Bu eserde karşımıza çıkan Sabahattin Ali'nin 13 yıl boyunca eşine ve kızına yazdığı duygu dolu mektuplar ve Sabahattin Ali'nin sonsuz sevgisi oldu. Çok mektubunu okuduğumda kapaktaki aile fotoğrafına dönüp dönüp baktım. Gerçekten de o kelimelere dökülen sevginin o aile fotoğrafında yaşadığını gördüm. Hem hüzünlendiren hem de dile getirilen sevgi karşısında hayrete düştüğüm bir okuma oldu. Mektuplar gerçekten içten ve samimi duygularla yazılmış olduğu için okuması çok daha güzel oldu. Ama en çok etkilendiğim ve hoşuma giden noktalardan biri de Sabahattin Ali'nin kullanmış olduğu sevgi sözcükleri ve hitaplar oldu. Mektupların başındaki hitap sözcüklerini okurken ister istemez o hitapların canlı bir şekilde söylendiğini hayal etmiş olabilirim belki de.
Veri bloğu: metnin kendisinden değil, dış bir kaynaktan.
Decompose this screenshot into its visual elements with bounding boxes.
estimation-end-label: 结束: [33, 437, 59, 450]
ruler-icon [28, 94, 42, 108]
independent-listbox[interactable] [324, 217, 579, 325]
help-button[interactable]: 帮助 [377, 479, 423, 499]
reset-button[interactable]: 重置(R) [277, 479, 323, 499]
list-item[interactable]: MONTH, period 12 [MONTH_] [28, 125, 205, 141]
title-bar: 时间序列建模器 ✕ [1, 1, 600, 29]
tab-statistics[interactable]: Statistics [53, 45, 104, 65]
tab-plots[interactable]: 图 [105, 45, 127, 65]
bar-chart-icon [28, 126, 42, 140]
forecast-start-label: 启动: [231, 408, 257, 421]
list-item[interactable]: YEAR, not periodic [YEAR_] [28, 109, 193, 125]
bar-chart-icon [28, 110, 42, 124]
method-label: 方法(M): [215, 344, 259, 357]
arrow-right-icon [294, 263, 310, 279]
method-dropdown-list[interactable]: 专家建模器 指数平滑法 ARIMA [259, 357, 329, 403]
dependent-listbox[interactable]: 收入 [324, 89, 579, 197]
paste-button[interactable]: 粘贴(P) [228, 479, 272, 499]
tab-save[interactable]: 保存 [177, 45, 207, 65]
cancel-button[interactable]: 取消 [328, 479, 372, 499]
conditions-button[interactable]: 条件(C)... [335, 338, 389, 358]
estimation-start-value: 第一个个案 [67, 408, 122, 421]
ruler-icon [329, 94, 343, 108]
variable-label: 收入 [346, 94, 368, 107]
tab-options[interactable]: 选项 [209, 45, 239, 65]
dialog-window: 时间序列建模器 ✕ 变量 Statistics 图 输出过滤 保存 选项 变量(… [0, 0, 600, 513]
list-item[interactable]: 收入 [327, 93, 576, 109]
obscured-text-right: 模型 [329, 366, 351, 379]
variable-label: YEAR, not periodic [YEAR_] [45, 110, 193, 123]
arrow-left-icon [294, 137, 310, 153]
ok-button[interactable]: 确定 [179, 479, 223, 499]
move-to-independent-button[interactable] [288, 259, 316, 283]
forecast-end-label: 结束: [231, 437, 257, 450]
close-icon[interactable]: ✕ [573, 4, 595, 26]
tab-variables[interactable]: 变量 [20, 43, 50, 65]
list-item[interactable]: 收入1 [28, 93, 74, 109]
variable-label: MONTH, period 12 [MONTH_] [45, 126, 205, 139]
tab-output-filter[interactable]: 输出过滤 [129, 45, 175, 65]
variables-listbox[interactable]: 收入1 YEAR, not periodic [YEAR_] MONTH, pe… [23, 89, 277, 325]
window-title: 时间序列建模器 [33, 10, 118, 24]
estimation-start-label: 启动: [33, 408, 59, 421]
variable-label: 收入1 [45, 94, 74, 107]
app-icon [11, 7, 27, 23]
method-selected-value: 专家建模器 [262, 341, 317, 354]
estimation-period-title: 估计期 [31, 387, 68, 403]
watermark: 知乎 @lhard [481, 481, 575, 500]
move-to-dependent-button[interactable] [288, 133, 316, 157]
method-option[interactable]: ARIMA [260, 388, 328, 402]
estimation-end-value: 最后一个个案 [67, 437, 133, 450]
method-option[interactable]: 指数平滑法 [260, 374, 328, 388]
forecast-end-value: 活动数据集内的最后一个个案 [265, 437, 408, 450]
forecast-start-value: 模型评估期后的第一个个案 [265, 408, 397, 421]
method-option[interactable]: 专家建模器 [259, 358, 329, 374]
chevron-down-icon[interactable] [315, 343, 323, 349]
Her anlamı ile güzel olsa da sonlara doğru durumun vahimleşmesiyle içimi bir hüzün yokladı.
Bu kısacık ömrüne bu kadar güzel şeyler sığdıran bir adamın eğer mümkün olsaydı daha uzun bir ömre neler sığdırabileceğini aklım almıyor inanın ki
Herkesin içini yumuşacık edecek sımsıcak bir sevgi...
Okunması gereken kitaplardan.
Güzel okumalar dileğiyle...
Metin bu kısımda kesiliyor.